2. Don’t dive into too much too fast.

It can be tempting to bulldoze your way towards emotional healing and well-being. It’s a process though, and sometimes a long one. You need the right supports in place to help you navigate whatever comes up; sometimes we can be surprised by what needs to be processed through as we start the work. There’s an analogy that is sometimes used in the mental health world comparing human beings to pop bottles. We have lots inside of us and when we’re under stress everything gets shaken up and tossed around. Most of us know that with a pop bottle when things get shaken up and tossed around and then opened all at once, we’ve got a mess on our hands. This also applies to emotions and trauma, we’ve been through a lot and there’s pressure built up inside. The mess from pulling the lid off of every emotion and trauma we have right away will be a lot. It’s better to go slow, opening the lid little by little, letting some of the pressure out, processing it, letting it diffuse, and then going back to let out a bit more.

3. Build your support team.

This is easier said than done in this season. I know community and connecting is not the same as in our pre-pandemic world. It’s still important though to surround yourself with trained professionals, friends, and family who can lift you up. Counselling is different online but is still an effective and safe way to process emotions. Talking with friends and family who are safe spaces and are feeling emotionally healthy can help you to begin to process what you’re experiencing. Be gentle with your community though, and take advantage of online platforms to maybe connect with different people than you normally would have. It can be a lot for one person right now to emotionally carry another, so be understanding and show grace if you are not feeling supported in the ways you need to be. We are all learning how to do this best in this season.

4. As always have grace for yourself

This journey through your emotions, and the experience of processing grief is not easy. It may knock you down in ways you didn’t know were possible. You may have to feel lower than you already do before you are able to heal and move forward. Be kind and recognize each and every step towards emotional well being as something worth celebrating.
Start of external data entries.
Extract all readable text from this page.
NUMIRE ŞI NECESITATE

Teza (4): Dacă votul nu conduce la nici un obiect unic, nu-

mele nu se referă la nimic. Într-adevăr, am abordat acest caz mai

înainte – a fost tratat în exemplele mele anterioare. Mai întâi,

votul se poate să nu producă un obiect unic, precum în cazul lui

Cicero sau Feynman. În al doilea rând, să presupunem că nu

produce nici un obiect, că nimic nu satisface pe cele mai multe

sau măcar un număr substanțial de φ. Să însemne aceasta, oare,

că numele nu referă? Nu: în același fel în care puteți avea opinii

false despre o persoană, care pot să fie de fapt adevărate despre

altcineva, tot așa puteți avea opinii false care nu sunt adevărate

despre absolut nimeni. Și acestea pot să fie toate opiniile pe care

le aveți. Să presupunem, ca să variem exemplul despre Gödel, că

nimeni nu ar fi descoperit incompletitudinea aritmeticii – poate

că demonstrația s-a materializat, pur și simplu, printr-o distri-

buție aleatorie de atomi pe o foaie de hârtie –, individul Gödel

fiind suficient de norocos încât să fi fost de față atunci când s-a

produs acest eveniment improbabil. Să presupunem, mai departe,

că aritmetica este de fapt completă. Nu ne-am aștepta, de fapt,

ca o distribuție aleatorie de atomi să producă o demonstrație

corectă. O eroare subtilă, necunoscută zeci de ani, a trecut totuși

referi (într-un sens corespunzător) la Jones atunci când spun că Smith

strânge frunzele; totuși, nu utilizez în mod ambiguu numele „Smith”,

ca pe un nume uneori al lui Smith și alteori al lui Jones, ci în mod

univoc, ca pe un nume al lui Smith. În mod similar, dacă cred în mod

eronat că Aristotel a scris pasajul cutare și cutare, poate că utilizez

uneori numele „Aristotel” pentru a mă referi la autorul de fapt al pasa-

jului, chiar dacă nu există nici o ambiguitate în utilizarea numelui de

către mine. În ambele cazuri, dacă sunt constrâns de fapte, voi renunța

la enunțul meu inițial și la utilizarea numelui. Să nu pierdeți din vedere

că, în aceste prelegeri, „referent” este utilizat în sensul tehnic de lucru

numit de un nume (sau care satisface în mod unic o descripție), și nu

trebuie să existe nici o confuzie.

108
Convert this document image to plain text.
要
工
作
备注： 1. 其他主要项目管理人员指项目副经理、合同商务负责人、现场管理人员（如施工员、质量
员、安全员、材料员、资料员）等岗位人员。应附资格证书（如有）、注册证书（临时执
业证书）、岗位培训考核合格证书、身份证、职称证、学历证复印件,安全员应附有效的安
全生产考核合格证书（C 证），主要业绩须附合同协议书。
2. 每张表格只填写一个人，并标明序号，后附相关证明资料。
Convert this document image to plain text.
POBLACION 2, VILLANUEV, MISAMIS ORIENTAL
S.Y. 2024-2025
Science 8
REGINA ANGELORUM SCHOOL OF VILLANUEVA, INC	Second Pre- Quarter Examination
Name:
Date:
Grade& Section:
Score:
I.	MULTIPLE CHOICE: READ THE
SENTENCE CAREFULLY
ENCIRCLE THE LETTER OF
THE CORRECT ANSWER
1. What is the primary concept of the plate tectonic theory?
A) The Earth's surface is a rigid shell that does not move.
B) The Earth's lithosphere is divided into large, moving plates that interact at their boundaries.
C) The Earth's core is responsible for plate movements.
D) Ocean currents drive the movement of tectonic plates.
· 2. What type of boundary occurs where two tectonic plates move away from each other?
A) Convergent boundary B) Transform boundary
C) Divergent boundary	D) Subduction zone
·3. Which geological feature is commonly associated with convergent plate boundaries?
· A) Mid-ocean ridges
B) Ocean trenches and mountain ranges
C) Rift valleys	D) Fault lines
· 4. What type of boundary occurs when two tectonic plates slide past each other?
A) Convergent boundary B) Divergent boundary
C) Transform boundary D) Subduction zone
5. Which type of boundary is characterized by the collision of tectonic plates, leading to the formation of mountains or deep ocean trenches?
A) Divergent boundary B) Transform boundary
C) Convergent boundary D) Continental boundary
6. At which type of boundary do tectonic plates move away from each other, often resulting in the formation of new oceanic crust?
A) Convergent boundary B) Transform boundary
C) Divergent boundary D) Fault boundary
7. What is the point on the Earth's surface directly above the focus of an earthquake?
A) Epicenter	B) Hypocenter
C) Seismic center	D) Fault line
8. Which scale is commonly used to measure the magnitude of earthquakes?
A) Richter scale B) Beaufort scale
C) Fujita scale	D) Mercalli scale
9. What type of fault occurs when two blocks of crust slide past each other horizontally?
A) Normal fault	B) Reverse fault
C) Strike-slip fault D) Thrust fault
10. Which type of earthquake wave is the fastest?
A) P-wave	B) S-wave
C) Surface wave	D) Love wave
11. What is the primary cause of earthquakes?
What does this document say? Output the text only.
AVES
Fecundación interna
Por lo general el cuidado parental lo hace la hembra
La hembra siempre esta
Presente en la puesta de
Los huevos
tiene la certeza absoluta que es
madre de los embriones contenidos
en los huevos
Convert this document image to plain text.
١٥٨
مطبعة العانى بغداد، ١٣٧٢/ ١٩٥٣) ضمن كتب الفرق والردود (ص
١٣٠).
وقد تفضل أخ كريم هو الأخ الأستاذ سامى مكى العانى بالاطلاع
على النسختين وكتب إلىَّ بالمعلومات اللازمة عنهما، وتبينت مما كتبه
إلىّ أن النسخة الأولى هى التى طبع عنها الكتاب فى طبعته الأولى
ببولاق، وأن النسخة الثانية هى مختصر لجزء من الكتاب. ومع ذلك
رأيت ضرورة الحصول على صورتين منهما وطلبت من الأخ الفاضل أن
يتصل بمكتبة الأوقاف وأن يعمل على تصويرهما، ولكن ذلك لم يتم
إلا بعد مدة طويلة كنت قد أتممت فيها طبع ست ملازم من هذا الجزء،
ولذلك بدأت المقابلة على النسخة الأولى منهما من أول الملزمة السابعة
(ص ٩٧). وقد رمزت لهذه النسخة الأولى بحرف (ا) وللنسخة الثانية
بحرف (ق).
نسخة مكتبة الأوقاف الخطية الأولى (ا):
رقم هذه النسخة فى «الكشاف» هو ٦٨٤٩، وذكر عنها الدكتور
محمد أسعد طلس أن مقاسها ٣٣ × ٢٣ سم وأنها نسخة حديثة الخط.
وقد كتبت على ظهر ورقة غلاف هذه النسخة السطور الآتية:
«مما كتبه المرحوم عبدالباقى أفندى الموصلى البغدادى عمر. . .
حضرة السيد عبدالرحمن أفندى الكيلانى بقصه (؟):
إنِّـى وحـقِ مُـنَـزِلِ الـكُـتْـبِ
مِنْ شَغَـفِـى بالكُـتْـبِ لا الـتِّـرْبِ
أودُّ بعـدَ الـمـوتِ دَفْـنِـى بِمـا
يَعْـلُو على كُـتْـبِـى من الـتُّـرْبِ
Related: How Self-Compassion Can Help You Cope with the Global Pandemic

Closing Thoughts on Grief

The specifics of this journey will look different for all of us, we may feel alone, but this is actually the first time in a long time where most of us are not alone in our grief. We’re unified as a globe in a profound and life altering way. The work we have to do individually will be challenging, but what an incredibly strong and resilient group of humans we will be if we start the work now.

Feel what you need to feel, press into the hard things, ask for help, and keep on fighting forward.